Ein neuer stern am schachhimmel erstrahlt
Nach acht Runden steht Sindarov mit großem Vorsprung an der Spitze, eine Leistung, die selbst Carlsen in Erstaunen versetzt hat. "Meine Frau hat mich gefragt, ob ich so etwas schon mal geschafft habe," gab der Norweger zu, "und ich musste sagen: Nein!" Seine taktischen Fähigkeiten und seine Kreativität im Spiel haben ihn zu einem ernstzunehmenden Konkurrenten gemacht.
Die Elo-Zahl, ein Maß für die Spielstärke, spiegelt Sindarovs außergewöhnliche Leistung wider. Seine Turnierperformance liegt zwischen 3100 und 3150, ein Wert, der ihn zu einem der stärksten Schachspieler der Welt macht. Dies geht über die Leistungen der Topspieler hinaus, die über Jahre hinweg trainiert haben, um diese Leistung zu erzielen.
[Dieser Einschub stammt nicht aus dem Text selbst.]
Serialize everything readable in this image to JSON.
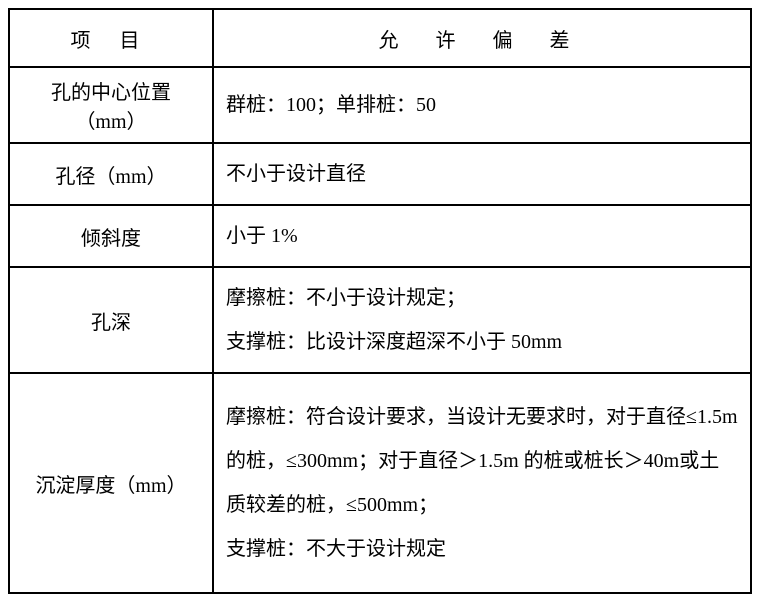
{
  "table": {
    "header": {
      "col1": "项 目",
      "col2": "允 许 偏 差"
    },
    "rows": [
      {
        "label": "孔的中心位置（mm）",
        "value": "群桩：100；单排桩：50"
      },
      {
        "label": "孔径（mm）",
        "value": "不小于设计直径"
      },
      {
        "label": "倾斜度",
        "value": "小于 1%"
      },
      {
        "label": "孔深",
        "value": "摩擦桩：不小于设计规定；\n支撑桩：比设计深度超深不小于 50mm"
      },
      {
        "label": "沉淀厚度（mm）",
        "value": "摩擦桩：符合设计要求，当设计无要求时，对于直径≤1.5m 的桩，≤300mm；对于直径＞1.5m 的桩或桩长＞40m或土质较差的桩，≤500mm；\n支撑桩：不大于设计规定"
      }
    ]
  }
}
Während Sindarovs Aufstieg die Schachwelt in Atem hält, kämpft auch der deutsche Großmeister Matthias Blübaum um den Platz in der Weltspitze. Er zeigte sich in der Vorrunde bereits stark und spielte ein Remis gegen Sindarov. Heute trifft er erneut auf den jungen Usbeken – eine Chance, die er nutzen will, um zu zeigen, was er kann.
Doch es gibt auch Lichtblicke für das deutsche Schach: Vincent Keymer, die deutsche Nummer 1, gewann kürzlich das Grenke Freestyle Open in Karlsruhe. Auch wenn er die Qualifikation für das Kandidatenturnier knapp verpasste, zeigt sein Erfolg, dass sich im deutschen Schach viel bewegt.
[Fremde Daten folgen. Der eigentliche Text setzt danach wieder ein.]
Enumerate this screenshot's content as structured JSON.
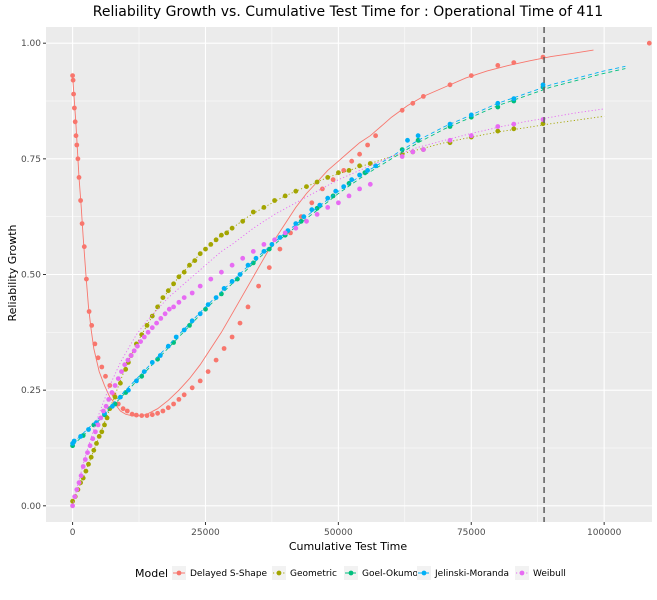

Die Live-Weltrangliste zeigt, dass Sindarov Keymer überholt hat und nun auf dem fünften Platz steht. Sein Weg zur Weltmeisterschaft scheint vorgezeichnet, und ein Duell mit Gukesh Dommaraju wäre ein spannungsgeladenes Ereignis für die Schachgemeinde.
Die Zahlen sprechen für sich: Sindarov hat fünf von acht Partien gewonnen und die Nummern 2 und 3 der Welt bereits ausgeschaltet. Er scheint mit einem unerschütterlichen Nerven und einer beeindruckenden Spielstärke in dieses Turnier zu gehen. Es bleibt abzuwarten, ob er seine beeindruckende Leistung bis zum Ende halten kann – doch im Moment scheint alles auf einen historischen Sieg für den jungen Usbeken hinauszulaufen.